This is a relatively new place in Northampton, opened up by the owner of Cha Cha Cha, and everything that bugs me about Cha (chilly ambience, loudness, too bright and "brittle" feeling, but great food)has been remedied here.
To be clear -- it's a different sort of restaurant, much more upscale with a far more adventurous menu and appealing to people in search of intriguing food ideas. A bit hard to find -- tiny street sign, you enter through the Michelson Gallery door then take a series of doors and stairs before you're actually in the place -- it is located in the basement of an old bank, and in spite of no windows and concrete walls feels remarkably intimate and cozy. Enough about the visual aesthetics, all of which are very nice, let's talk FOOD!
The spring roll appetizers were exceptionally fresh and "green" tasting filled with a great balance of mango and bitter greens and a sweetplum/vinegary dipping sauce with just enough of a fiery edge to make things interesting. Other raves at the table were the "Lively Greens" salad, and the roasted beet and orange salad. One quibble -- the Caesar salad, while supremely satisfying and flavorful, was presented as a standing up "bouquet" of sorts -- whole romaine leaves stood on end and wrapped in a cucumber strip, secured with a skewer -- visually stunning but a little unwieldy to deconstruct and actually consume.
My entree was the Chilean sea bass -- a toothsome filet perched on top of a bed of luscious wasabi mashed potatoes and a sprinking of stir fried savoy cabbage. Puddled around the plate was a thin sauce that I'm guessing (should have asked -- D'oh!!)was tamarind/sesame based and a sprinkling of toasted pine nuts. It was a perfect balance of soft, silky, crispy, crunchy textures and buttery, tangy, sweet, sharp flavors in a portion size that was just right. Other hits around the table were the sirloin topped with a vidalia onion chutney of sorts and a wasabi cream sauce (yes, they like their wasabi here, but they use it well!)
Desserts are straightforward, geared toward tummy comforting yumminess. As I deconstructed the meal for a friend later in the evening, he commented "The miniature sugar cookies on the creme brulee were your favorite, right?" I asked him how he had guessed and he replied "I've never heard anyone actually purr the word 'cookie' before."
A few things I really liked about this place:
1.) Competent, friendly and efficient staff who were appropriately unobtrusive.
2.) We did not know that they only had a seasonal liquor licence and therefore had not BYOB'd, but our waiter scored us each a glass of wine from some stash out back -- on the house. Wasn't great wine, but was a really nice touch.
3.) While the food is complex and artful, I did not once feel as though any one in the kitchen was shouting "Hey look at me!!"
4.) Portion sizes were just right. There was not a single plate on our table that had not been completely licked clean, but we all walked out of their feeling very well fed without having tipped over into thatterritory of "I think I'm gonna die!"
5.) The room is well organized, plenty of space between tables and a very comfortable noise level.

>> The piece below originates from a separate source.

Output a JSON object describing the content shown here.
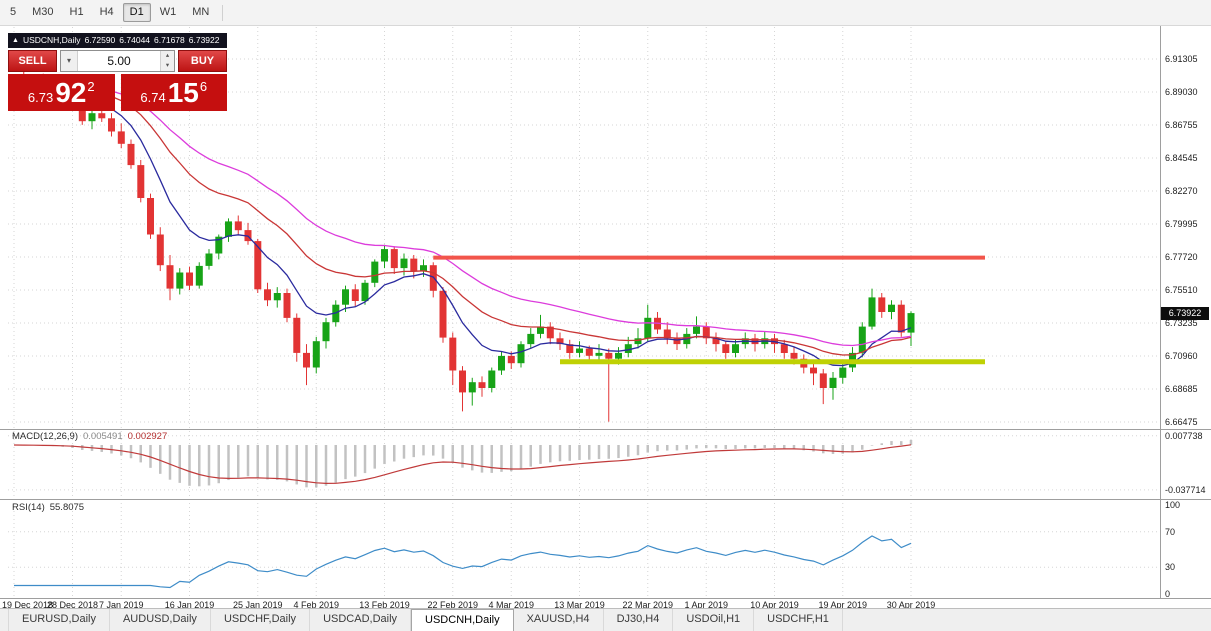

I was really prepared to be cynical about this place, figuring it to be a pretentious "boite" with aspirations to a degree of hipness I do not happen to fully apreciate, but I've gotta say that they have really done it right here. Other diners ranged from a table full of banker types to couples and four tops of completely normal casual folks who clearly love good food. No showing off here, just a quiet confidence borne of a well designed menu, perfectly executed technique, helpful and non-invasive service and a warm ambience that draws it all together.
So please try it and let me know what you think!!